アンソニー・ホロヴィッツ『メインテーマは殺人』を読んだ。以下寸評。

著者のアンソニー・ホロヴィッツは近年の「このミステリーがすごい!」常連で、2019年『カササギ殺人事件』から3年連続で著書が1位になっている。本作は2020年の1位であり、これに続く2作目『その裁きは死』は2021年の1位だ。
このミスがどのくらい権威があるかどうかさておき、3年連続で首位はおそらく前人未到ではないだろうか。国内だと東野圭吾あたりが達成してそうだが(調べてない)、国外作家では異例。
本作に先駆けて2作目を読了していたので(そしてあまりにも出来が良かったため)1作目のこちらへの期待はかなり高かった。
こういった書きぶりからお察しだろうが期待以上の面白さだった。

自らの葬儀の手配をしたまさにその日、資産家の老婦人は絞殺された。彼女は自分が殺されるのを知っていたのか?作家の〈わたし〉、アンソニー・ホロヴィッツはホーソーンという元刑事から連絡を受ける。この奇妙な事件を本にしてみないかというのだ。かくして〈わたし〉は、きわめて有能だが偏屈な男と行動をともにすることに……。

あらすじからして面白い。しかも特筆すべきは、著者のアンソニー・ホロヴィッツ自身が作中での語り部という点だ。こうした著者自身がフィクションの中に登場する手法と言えばエラリイ・クイーンの『災厄の町』が思い浮かぶ。

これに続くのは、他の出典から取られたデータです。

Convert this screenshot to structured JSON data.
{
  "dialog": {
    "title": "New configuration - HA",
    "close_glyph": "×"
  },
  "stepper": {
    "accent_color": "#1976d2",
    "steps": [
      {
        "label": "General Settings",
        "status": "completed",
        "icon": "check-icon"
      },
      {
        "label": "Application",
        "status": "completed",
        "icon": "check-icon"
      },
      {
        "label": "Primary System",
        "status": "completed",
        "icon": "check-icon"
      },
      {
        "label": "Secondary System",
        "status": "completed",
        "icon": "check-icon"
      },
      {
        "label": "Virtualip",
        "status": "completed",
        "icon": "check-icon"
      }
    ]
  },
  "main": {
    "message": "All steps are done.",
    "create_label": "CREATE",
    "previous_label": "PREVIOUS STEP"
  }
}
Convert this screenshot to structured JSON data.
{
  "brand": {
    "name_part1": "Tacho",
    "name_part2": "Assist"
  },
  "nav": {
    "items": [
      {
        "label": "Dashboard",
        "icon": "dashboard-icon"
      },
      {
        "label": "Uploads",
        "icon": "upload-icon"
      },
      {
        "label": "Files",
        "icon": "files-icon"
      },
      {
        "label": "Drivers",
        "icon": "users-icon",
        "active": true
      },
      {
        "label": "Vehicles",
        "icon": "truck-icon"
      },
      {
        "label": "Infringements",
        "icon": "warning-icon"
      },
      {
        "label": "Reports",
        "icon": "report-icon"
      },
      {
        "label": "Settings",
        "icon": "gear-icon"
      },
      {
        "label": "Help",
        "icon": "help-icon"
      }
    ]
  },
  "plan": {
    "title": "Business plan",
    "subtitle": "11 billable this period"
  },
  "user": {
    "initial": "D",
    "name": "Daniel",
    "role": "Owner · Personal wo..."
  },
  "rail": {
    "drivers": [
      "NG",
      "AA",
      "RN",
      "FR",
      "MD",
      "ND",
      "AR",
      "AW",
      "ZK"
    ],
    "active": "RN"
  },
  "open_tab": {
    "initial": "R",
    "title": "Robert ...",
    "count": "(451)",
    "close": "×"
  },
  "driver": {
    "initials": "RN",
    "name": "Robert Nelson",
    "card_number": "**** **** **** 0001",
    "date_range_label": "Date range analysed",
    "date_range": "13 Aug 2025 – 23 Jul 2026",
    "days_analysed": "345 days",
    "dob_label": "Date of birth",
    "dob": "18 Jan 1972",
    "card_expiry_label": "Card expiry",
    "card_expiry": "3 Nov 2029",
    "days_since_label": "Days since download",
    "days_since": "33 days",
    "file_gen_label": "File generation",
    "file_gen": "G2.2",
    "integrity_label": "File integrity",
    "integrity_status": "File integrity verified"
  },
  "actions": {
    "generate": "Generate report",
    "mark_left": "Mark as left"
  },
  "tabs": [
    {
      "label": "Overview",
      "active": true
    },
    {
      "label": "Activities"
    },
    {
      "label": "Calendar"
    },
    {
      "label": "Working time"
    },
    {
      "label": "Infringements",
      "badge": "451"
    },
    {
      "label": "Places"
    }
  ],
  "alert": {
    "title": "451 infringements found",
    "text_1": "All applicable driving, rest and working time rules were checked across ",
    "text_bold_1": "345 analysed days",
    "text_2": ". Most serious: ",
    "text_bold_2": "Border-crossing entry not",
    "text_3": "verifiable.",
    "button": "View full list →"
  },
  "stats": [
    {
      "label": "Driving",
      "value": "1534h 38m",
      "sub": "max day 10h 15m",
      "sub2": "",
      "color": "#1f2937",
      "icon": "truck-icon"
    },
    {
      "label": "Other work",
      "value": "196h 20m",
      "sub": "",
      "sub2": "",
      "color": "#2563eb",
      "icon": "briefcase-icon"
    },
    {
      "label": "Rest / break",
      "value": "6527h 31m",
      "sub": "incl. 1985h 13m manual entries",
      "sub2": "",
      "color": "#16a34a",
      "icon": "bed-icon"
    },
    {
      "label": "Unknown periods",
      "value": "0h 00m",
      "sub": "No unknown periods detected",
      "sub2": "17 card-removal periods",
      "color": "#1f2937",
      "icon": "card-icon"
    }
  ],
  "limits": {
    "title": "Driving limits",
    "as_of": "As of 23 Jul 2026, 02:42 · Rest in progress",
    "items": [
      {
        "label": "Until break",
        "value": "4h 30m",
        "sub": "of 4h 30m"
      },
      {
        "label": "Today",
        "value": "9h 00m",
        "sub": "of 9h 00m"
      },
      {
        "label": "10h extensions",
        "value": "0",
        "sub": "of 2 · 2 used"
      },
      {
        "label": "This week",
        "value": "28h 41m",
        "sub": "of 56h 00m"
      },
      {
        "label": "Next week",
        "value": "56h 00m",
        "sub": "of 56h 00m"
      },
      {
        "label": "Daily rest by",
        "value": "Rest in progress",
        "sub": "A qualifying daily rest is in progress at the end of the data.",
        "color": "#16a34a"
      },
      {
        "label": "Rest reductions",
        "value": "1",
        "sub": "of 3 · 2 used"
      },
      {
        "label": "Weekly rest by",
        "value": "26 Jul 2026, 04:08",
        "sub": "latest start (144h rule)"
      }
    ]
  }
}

エラリイは探偵役だが、本作のアンソニーはあくまで作家だ。本作の探偵役は元刑事の食えない男・ホーソーンであり、二人の関係は本作中でも暗示されているように、シャーロックホームズとワトソンの関係だ(実際アンソニー・ホロヴィッツはコナン・ドイルの正式な後任としてホームズの正統続編『絹の家』と『モリアーティ』の2作を書いている)。
本作では現実と虚構が入り混じり、私小説なのかもしくは実話なのかわからなくなる瞬間がある。そういった構造自体は『カササギ殺人事件』でも用いられているところから著者の得意なプロットなのかもしれない。
事件の内容自体はネタバレになるので詳述は避けるが、個人的に面白いと思ったのは、事実を余すところなく正確に記述しているという点だ。まさにフェアプレイに満ちたミステリであり、ミスリーディングは一切無く(登場人物たちが間違った方向に進むことはあれど)ちゃんと読めば事件の真相に読者自身も辿りつけるようになっているところだ。
これは著者がアガサ・クリスティーの愛好家であるところにもよると思う。ミステリによっては最後まで読んでもしっくりこないものがわりとある中で、ここまで緻密に事実を提示しながら、かつ、謎解きの面白さも残しているのは驚嘆に値する。「ストンと落ちる」感じがミステリでは大事だと思っているので、そういう意味では最後の一行まで文句無し。
この「ホーソーン刑事」シリーズは構想としては10作ほどの長編シリーズになる予定らしいので今後も目が離せない。間違いなく2020年代を牽引していくシリーズになるに違いないだろう。

今日のこと

簡単な買い出し以外はご時勢的にも基本自宅にこもりっきりで過ごしているから、この「今日のこと」で用意できる話題というとニュースか、雑誌のネタくらいなものだ。いわゆる日常があまりに静的である。ただ、別に虚無感みたいなものは無い。元々一人が好きだし、逆に毎日誰かと会うとかいう生活の方が辟易する。
それに、現代の「情報」価値はほぼ日時更新と言っていいほど瞬間で変わる。昨日「バズってた」ものが次の日には忘れられている。そんな中で共有できるほど価値の高い情報とは何なのか。難しい。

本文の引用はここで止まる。